The Abstract Impulse: Selections from the Modern and Contemporary Collections February 3–May 5, 2013

Nick Cave, Soundsuit, 2011, found rugs and mixed media, the Museum of Fine Arts, Houston, Museum purchase funded by Barbara and Michael Gamson in memory of Peter C. Marzio. © Nick Cave, courtesy of the artist and Jack Shainman Gallery, New York
Linda Conner, January 22, 1898, 1995, gelatin silver print, the MFAH, Manfred Heiting Collection, gift of Carey C. Shuart. © Linda Conner
Kenneth Noland, Half, 1959, acrylic on canvas, the Museum of Fine Arts, Houston, Museum purchase. © The Kenneth Noland Foundation / Licensed by VAGA at Artists Rights Society (ARS), NY
William Baziotes, Trance, 1953, oil on canvas, the MFAH, museum purchase with funds provided by the Caroline Wiess Law Accessions Endowment Fund. © Estate of William Baziotes
Julio González, Cactus Woman, 1939–40 (cast posthumously), bronze, the MFAH, museum purchase. © 2012 Julio González / Artists Rights Society (ARS), New York / ADAGP, Paris
Roberto Matta, 26, from the series The Space of the Species, c. 1963, oil on canvas, the Museum of Fine Arts, Houston, gift of D. and J. de Menil. © Artists Rights Society (ARS), New York / ADAGP, Paris
Bruce Metcalf, Wood Brooch #109, 1995, 23K gold leaf, paint, maple wood, copper, and brass, the MFAH, Helen Williams Drutt Collection, gift of the Caroline Wiess Law Foundation. © Bruce Metcalf
Works of art in a variety of media, selected from across the museum's modern and contemporary collections, come together in this exhibition devoted to abstraction. Paintings, drawings, photographs, ceramics, sculpture, and jewelry span categories associated with Europe, the United States, Latin America, Asia, and Africa.

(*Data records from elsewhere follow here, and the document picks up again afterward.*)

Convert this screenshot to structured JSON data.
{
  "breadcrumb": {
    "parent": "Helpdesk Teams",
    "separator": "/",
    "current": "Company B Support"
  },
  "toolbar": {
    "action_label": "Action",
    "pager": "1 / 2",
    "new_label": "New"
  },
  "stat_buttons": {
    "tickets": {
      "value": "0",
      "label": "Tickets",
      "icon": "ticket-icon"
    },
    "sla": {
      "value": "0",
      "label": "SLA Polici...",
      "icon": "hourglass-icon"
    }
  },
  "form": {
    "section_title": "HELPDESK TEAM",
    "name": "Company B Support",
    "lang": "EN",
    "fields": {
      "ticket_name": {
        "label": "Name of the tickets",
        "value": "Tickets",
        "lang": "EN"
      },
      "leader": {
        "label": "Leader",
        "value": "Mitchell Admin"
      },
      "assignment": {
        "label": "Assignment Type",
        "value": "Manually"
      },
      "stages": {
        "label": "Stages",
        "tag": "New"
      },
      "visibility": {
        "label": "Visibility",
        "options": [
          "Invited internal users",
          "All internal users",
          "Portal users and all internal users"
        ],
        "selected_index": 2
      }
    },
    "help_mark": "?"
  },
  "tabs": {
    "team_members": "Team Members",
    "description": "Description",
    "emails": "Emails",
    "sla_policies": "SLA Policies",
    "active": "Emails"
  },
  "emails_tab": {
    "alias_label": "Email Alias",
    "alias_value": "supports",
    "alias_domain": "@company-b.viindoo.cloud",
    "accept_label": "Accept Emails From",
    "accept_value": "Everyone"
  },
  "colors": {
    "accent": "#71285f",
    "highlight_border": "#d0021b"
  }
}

Painter and theoretician Joaquín Torres-García, one of the most influential 20th-century artists to have emerged from Latin America, proposed that human beings have a basic tendency to abstract from nature. In his view, this “abstract impulse” is not limited by time or place but is universal.
However, beginning with the Renaissance, that approach toward art was replaced by a desire to imitate realistic aspects of human life. Notions of anatomy and perspective prevailed. Then in the 20th century, artists fought to regain the primal impulse and to render it in novel ways.
The Abstract Impulse offers a fresh perspective on a broad range of works from the museum’s extensive holdings of 20th- and 21st-century art. Among the many artists represented are William Baziotes, Lynda Benglis, Lygia Clark, Julio González, Joseph Havel, Roberto Matta, Kenneth Noland, Jackson Pollock, Andres Serrano, Philippe Starck, Jean Tinguely, and Edward Weston. This exhibition is the first in a series envisioning the kinds of displays to be installed in the museum's new building, now in the planning stage, dedicated to art after 1900.
This exhibition is organized by the Museum of Fine Arts, Houston.